Na carta a Bolte, Marx também escreveu: “Em fins de 1868, ingressou na Internacional o russo Bakunin com o propósito de criar, em seu seio e sob a sua própria direção, uma Segunda Internacional denominada “Aliança da Democracia Socialista”.

Bakunin, homem sem nenhum conhecimento teórico, exigiu que esta organização particular dirigisse a propaganda científica da Internacional. (…) Seu programa era composto de retalhos superficialmente extraídos de ideias pequeno-burguesas captadas aqui e ali: igualdade de classes (!), abolição do direito de herança como ponto de partida do movimento social (estupidez saintsimonista), o ateísmo como dogma obrigatório para os membros da Internacional etc. e, como dogma principal, a abstenção proudhonista do movimento político”.

Uma pergunta que se nos impõe hoje, à luz dos 70 anos de socialismo na União Soviética e mais de 60 anos em Cuba: o socialismo tem sido a superação prática da religião? Marx considerava a religião “ópio do povo”?
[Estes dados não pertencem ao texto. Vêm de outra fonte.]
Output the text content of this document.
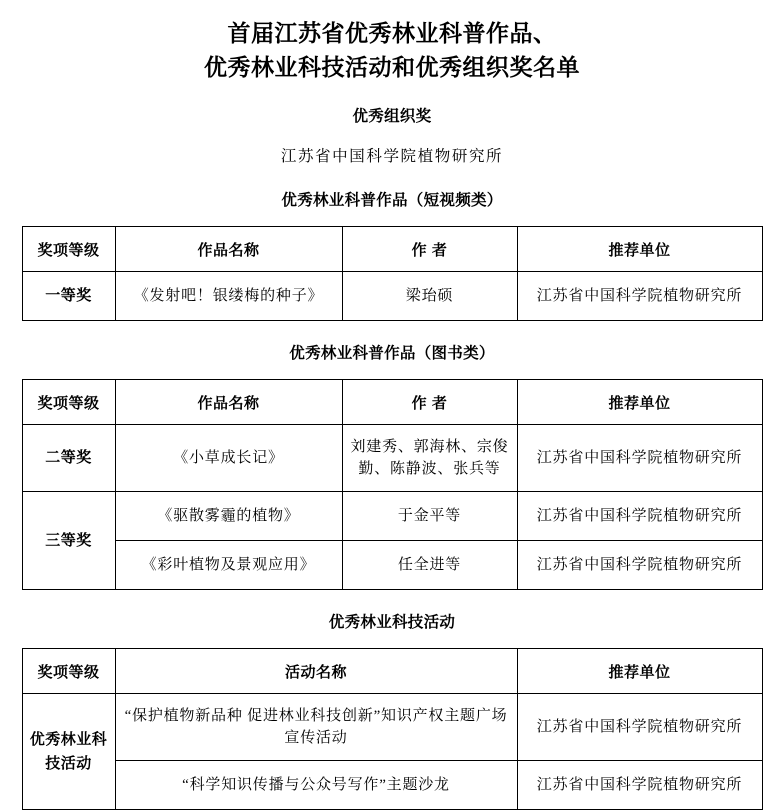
首届江苏省优秀林业科普作品、
优秀林业科技活动和优秀组织奖名单
优秀组织奖
江苏省中国科学院植物研究所
优秀林业科普作品（短视频类）
奖项等级	作品名称	作 者	推荐单位
一等奖	《发射吧！银缕梅的种子》	梁珆硕	江苏省中国科学院植物研究所
优秀林业科普作品（图书类）
奖项等级	作品名称	作 者	推荐单位
二等奖	《小草成长记》	刘建秀、郭海林、宗俊勤、陈静波、张兵等	江苏省中国科学院植物研究所
三等奖	《驱散雾霾的植物》	于金平等	江苏省中国科学院植物研究所
	《彩叶植物及景观应用》	任全进等	江苏省中国科学院植物研究所
优秀林业科技活动
奖项等级	活动名称	推荐单位
优秀林业科技活动	“保护植物新品种 促进林业科技创新”知识产权主题广场宣传活动	江苏省中国科学院植物研究所
	“科学知识传播与公众号写作”主题沙龙	江苏省中国科学院植物研究所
“A angústia religiosa é, ao mesmo tempo, a expressão da verdadeira angústia e o protesto contra esta verdadeira angústia. A religião é o suspiro da criatura oprimida, o coração de um mundo sem coração, tal como ela é o espírito de uma sociedade sem espírito. Ela é o ópio do povo.” (Marx, 1844).

Em seu artigo intitulado “Marx e Engels como sociólogos da religião”, Michael Löwy afirma que a frase “a religião é o ópio do povo” não é criação de Marx. Tal afirmação é anterior à obra de Marx, com diferentes matizes “em Kant, Herder, Feuerbach, Bruno Bauer e muitos outros.”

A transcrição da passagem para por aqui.